Der Großteil der mutmaßlichen Bandenmitglieder sei über ein Online-Portal in Polen angeworben worden. Diese Personen hätten nach jetzigem Stand der Ermittlungen als „Abholer“ gearbeitet, die Wertsachen ihrer Opfer entgegennahmen und weitertransportierten. Ein anderer Teil der Gruppe habe gezielt Senioren angerufen, um diese zur Herausgabe von Wertsachen zu bewegen.

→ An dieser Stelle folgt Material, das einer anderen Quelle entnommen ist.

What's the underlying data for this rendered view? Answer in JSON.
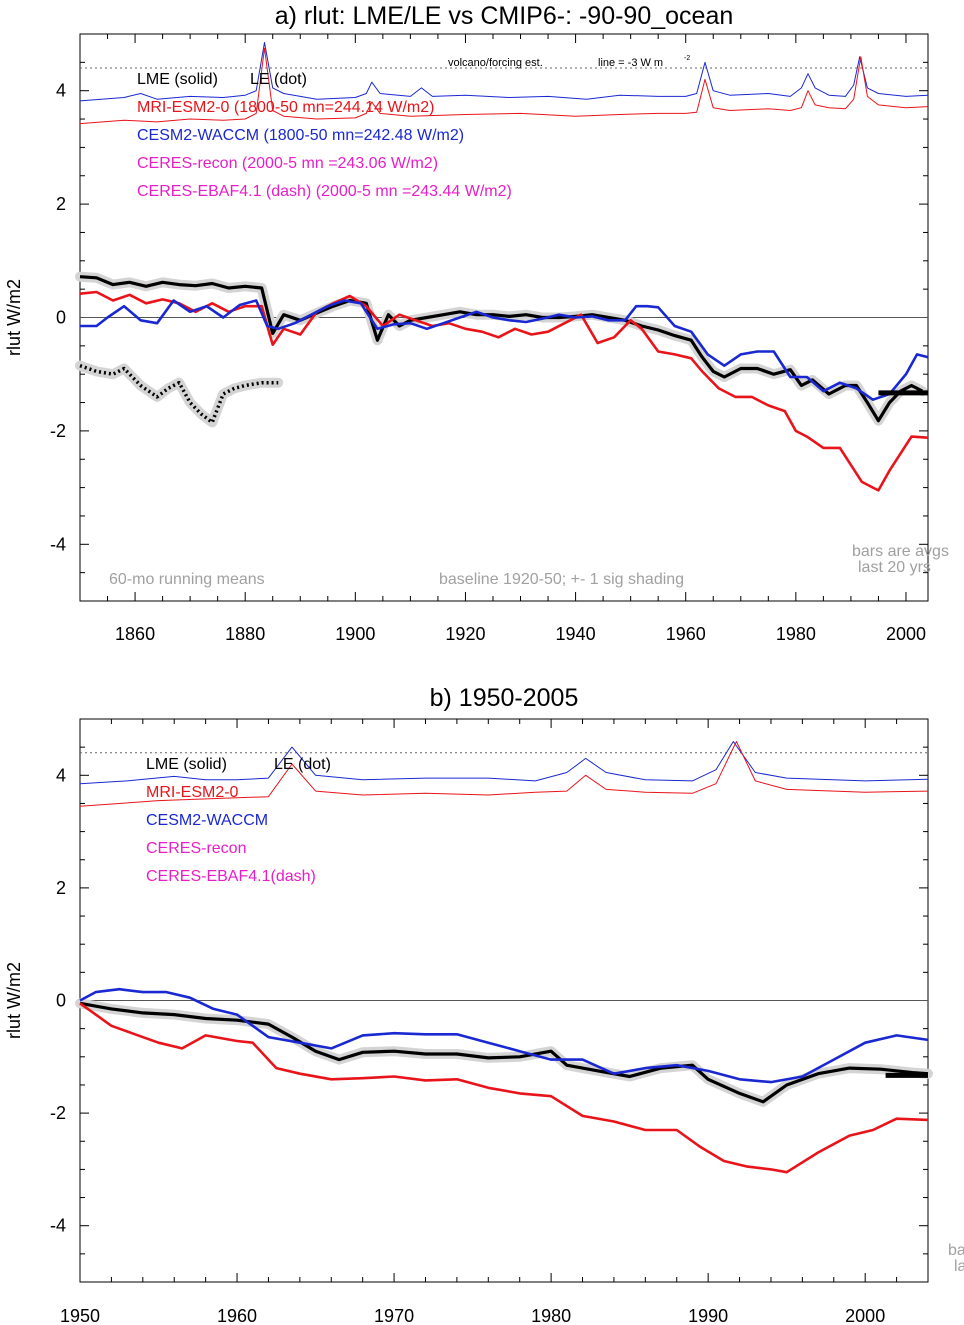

Meldungen der Polizei zu „Schockanrufen“ gab es in der Vergangenheit im ganzen Bundesgebiet – auch in der Rhein-Neckar-Region. Die Anrufer gaben sich meist als Polizisten oder Staatsanwälte aus und gaben an, dass ein naher Angehöriger in einen schweren Unfall verwickelt sei, bei dem Menschen schwer verletzt oder getötet wurden. Um eine Inhaftierung der Angehörigen abzuwenden, wurden die Senioren aufgefordert, Geld an einen Kurier zu übergeben.
Im Auftrag der Staatsanwaltschaft Karlsruhe – Zweigstelle Pforzheim – führt das Landeskriminalamt Baden-Württemberg (LKA BW) ein Ermittlungsverfahren wegen der Begehung von „Schockanrufen“. Unterstützt wird die Staatsanwaltschaft von den Polizeipräsidien Aalen, Heilbronn, Konstanz, Ludwigsburg, Ravensburg und Stuttgart und kooperiert mit anderen Länderpolizeien, den polnischen, französischen, niederländischen, tschechischen, schweizerischen, spanischen und britischen Strafverfolgungsbehörden sowie mit Europol und Eurojust. Das Anfangsverfahren wurde Mitte letzten Jahres beim Polizeipräsidium Pforzheim bearbeitet und mit weiteren Erkenntnissen der anderen genannten Präsidien beim LKA BW zusammengeführt. (pol/dls)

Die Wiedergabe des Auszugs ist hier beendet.